Zapier / Make (Integromat)
Low-code automation platforms with AI agent capabilities. Best for simple agentic workflows without custom code.
- Strengths: No-code, thousands of integrations, fast deployment
- Weaknesses: Limited customization, can’t handle complex reasoning
Comparison Matrix
| Platform | Type | Complexity | Time to Prod | Monthly Cost | Best For |
|---|---|---|---|---|---|
| LangGraph | Build | High | 4-12 weeks | Compute only | Complex workflows |
| CrewAI | Build | Medium | 2-6 weeks | Compute only | Multi-agent teams |
| LangSmith | Buy | Medium | 1-4 weeks | $50-500+ | LangChain users |
| Arize AI | Buy | Medium | 1-2 weeks | $100-1000+ | Enterprise monitoring |
| Zapier AI | Buy | Low | Days | $20-500 | Simple automations |
Decision Framework
Answer these questions to find your path:
1. How complex is your agent logic?
- Simple IF/THEN → Zapier/Make
- Multi-step with state → LangGraph/CrewAI
- Complex multi-agent → Custom build with framework
2. How quickly do you need to ship?
- This week → Managed platform (LangSmith, Arize)

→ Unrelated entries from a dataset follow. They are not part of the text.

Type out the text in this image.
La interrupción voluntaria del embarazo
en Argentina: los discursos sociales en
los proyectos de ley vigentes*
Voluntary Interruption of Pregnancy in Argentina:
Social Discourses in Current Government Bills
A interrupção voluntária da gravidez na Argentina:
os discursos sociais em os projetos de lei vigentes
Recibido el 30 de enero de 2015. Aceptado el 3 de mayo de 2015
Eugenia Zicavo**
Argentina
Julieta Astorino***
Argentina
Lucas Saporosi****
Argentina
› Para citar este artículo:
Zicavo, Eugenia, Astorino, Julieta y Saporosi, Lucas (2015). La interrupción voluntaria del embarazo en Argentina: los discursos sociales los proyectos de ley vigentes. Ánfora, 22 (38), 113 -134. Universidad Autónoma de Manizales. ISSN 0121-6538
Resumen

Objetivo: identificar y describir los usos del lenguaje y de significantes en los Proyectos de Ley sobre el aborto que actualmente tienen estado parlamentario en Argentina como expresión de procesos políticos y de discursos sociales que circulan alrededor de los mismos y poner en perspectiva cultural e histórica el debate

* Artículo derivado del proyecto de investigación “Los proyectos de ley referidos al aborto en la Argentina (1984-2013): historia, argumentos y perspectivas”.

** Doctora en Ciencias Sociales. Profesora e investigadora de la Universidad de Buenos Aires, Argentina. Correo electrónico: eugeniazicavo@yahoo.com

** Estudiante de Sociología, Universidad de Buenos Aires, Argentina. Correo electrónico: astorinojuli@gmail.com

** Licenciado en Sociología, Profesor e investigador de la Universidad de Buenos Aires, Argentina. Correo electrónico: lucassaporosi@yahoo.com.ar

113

- This month → Framework + managed infra
- This quarter → Full custom build
3. What’s your team’s engineering capacity?
- 1-2 engineers → Buy or use high-level framework
- 3-5 engineers → Hybrid (framework + managed services)
- 5+ engineers → Full build with custom tooling
4. How critical is vendor independence?
- Must avoid lock-in → OSS frameworks + portable infra
- OK with ecosystem commitment → LangSmith, Azure AI, AWS Bedrock
5. What’s your compliance requirements?
- HIPAA/SOC2/ISO → Enterprise managed platforms or self-hosted
- Standard data handling → Most options work
The Hybrid Sweet Spot
Most successful teams in 2027 use a hybrid approach:
- Agent logic: Open-source framework (LangGraph, CrewAI) for maximum control
- LLM inference: Managed API (OpenAI, Anthropic, or OpenRouter) for reliability
- Observability: Managed platform (LangSmith, Arize) for monitoring
- Infrastructure: Managed cloud (Modal, Baseten, or your own K8s)
- Tools & integrations: Mix of custom code and managed connectors
Cost Analysis
At 10,000 daily active users making ~3 agent interactions each:
| Approach | Monthly Estimate |
|---|---|
| Full build (LangGraph + self-hosted) | $1,500-5,000 (infra + LLM costs) |
| Hybrid (framework + managed services) | $3,000-10,000 |
| Full buy (managed platform) | $5,000-25,000+ |
The build approach is cheaper but requires 2-3 dedicated engineers ($20-40K/month in salary). Factor in total cost of ownership, not just infrastructure.
Recommendation
If you’re starting fresh in 2027:
- POC phase (weeks 1-4): Use LangSmith or a managed platform to validate your agent concept
- MVP phase (months 2-3): Migrate to LangGraph for production control, keep managed observability
- Scale phase (months 4+): Evaluate which components to self-host based on cost and compliance needs
Don’t over-engineer from day one. But don’t lock yourself into a managed platform without an exit strategy.